Quand on dirige une TPE, on le sait bien : une seule personne absente ou une ambiance tendue, et c’est toute la machine qui grince. Ce qu’on sait moins, c’est que les conflits au travail coûteraient en moyenne l’équivalent d’un mois de travail par an aux entreprises françaises. Les chiffres parlent d’eux-mêmes : près de 69% des salariés déclarent avoir déjà vécu des tensions ou des conflits au bureau. Et ce n’est pas qu’une affaire de grandes boîtes – au contraire, une part importante des saisines aux prud’hommes concerne justement les très petites entreprises. Dans nos structures où chaque personne compte, ça peut vite devenir ingérable.
La pire erreur ? Attendre que ça se tasse tout seul
Les spécialistes de l’Anact (l’Agence nationale pour l’amélioration des conditions de travail) sont formels : laisser pourrir une situation conflictuelle, c’est la garantie qu’elle empire. Leur conseil ? Agir vite, mais méthodiquement.
Concrètement, voici la marche à suivre recommandée pour désamorcer la crise :
- Recevoir chaque personne séparément : Prenez le temps d’écouter la version de chacun, sans jugement. L’objectif est de comprendre les faits et d’identifier ce dont chaque personne a vraiment besoin.
- Organiser une rencontre commune : Une fois les tensions individuelles exprimées, réunissez les protagonistes avec des règles claires.
- Fixer les règles du jeu : Chacun écoute l’autre sans couper la parole, temps de parole équitable, et surtout, interdiction formelle des attaques personnelles.
Ce processus prend souvent moins de deux heures. Deux petites heures qui peuvent vous éviter une rupture de contrat, un arrêt maladie prolongé ou pire encore, une procédure prud’homale coûteuse.
Quand faire appel à un tiers ?

Parfois, vous êtes vous-même partie prenante du conflit, ou bien la situation est tellement tendue que le dialogue est rompu. Dans ces cas-là, ne restez pas seul : faites appel à un médiateur, un consultant RH ou une instance paritaire locale.
L’avantage d’un regard extérieur est immédiat : cette personne neutre va déplacer le débat. Au lieu de rester coincé dans le « il a dit, elle a dit », on va enfin parler du vrai problème : comment on s’organise au quotidien, qui fait quoi, quelles sont les priorités, comment on reconnaît le travail de chacun.
Les études le montrent : une médiation réussie réduit de moitié le risque de contentieux ultérieur et tous les coûts qui vont avec (honoraires d’avocat, temps perdu, réputation écornée).
Le meilleur conflit ? Celui qui n’éclate jamais

Parlons franchement : dans une TPE, on court souvent après le temps.

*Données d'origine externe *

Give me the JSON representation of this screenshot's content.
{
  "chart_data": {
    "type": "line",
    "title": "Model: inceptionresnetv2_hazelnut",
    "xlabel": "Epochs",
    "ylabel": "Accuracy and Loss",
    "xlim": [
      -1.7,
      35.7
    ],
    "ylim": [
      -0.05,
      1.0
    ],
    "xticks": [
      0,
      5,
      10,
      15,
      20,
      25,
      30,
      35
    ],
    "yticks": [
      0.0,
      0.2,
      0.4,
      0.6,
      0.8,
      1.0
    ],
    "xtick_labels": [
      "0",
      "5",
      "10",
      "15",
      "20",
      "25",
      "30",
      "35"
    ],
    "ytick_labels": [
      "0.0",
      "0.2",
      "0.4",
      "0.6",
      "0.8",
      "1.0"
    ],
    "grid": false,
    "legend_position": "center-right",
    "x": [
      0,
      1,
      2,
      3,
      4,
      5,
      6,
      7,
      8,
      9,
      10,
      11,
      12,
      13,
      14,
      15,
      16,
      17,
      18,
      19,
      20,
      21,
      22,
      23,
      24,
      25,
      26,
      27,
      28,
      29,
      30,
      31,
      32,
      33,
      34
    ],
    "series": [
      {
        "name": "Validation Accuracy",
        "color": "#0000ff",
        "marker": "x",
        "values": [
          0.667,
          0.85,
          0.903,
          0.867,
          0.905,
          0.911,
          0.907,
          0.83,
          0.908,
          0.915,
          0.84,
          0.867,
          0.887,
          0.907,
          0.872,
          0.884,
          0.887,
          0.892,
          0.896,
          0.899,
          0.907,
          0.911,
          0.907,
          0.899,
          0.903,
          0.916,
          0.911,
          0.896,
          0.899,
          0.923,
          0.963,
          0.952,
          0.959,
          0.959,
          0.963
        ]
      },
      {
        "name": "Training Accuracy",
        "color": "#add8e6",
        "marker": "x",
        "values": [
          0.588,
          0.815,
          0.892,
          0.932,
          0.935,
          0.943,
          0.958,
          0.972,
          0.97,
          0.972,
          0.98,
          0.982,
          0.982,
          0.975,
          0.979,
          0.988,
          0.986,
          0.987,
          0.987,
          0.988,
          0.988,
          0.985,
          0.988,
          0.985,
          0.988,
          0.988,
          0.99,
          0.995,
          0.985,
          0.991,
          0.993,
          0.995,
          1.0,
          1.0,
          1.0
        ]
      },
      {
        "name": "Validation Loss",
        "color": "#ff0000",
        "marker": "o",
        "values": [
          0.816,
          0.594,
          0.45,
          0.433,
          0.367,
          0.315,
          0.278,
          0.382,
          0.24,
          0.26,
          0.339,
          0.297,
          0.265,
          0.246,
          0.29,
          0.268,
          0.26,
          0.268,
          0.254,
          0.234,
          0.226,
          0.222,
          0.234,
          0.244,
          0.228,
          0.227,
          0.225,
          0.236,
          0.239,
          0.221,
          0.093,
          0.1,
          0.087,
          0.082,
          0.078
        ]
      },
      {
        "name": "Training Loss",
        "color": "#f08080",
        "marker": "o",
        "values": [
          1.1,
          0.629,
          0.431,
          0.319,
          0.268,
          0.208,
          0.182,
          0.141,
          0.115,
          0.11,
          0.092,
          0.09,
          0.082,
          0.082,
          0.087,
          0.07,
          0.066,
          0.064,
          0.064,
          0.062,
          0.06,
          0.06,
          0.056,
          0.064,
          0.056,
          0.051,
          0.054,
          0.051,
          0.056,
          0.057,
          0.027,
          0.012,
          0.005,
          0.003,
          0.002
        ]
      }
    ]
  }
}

Alors prendre du recul pour « organiser » ou « formaliser », ça peut sembler secondaire. Pourtant, la prévention reste votre meilleur investissement.
Quelques gestes simples peuvent désamorcer 30 à 40% des tensions avant qu’elles ne deviennent ingérables :
- Définir clairement les rôles : Qui fait quoi ? Qui décide de quoi ? Combien de conflits naissent d’un simple flou artistique sur les responsabilités ?
- Formaliser des règles de fonctionnement : Pas besoin d’un pavé de 50 pages ! Juste quelques principes clairs sur la communication, les délais et les priorités.
- Instaurer un point d’équipe mensuel : Une heure par mois pour faire le point, anticiper les problèmes et permettre à chacun de s’exprimer. C’est peu, mais ça change tout.
Le mot de la fin
Dans une TPE, chaque personne compte. Littéralement. Perdre un collaborateur à cause d’un conflit mal géré, c’est perdre bien plus qu’un salarié : c’est perdre des compétences, de l’expérience, de la continuité. Sans parler du temps et de l’argent nécessaires pour recruter et former quelqu’un d’autre.
Alors oui, prendre le temps de gérer les tensions, ce n’est pas un luxe de grand groupe. C’est une condition de survie économique pour votre entreprise. Et finalement, c’est aussi ce qui fait qu’on a envie de venir travailler le matin – pour soi comme pour ses équipes.
💡 À retenir
- Agissez vite dès les premiers signes de tension, ne laissez pas pourrir la situation.
- N’hésitez pas à faire appel à un tiers neutre (médiateur) si vous êtes impliqué ou dépassé.
- Investissez dans la prévention : des rôles définis et des points réguliers évitent la majorité des conflits.
- Le ratio est simple : deux heures de gestion aujourd’hui épargnent des semaines de problèmes demain.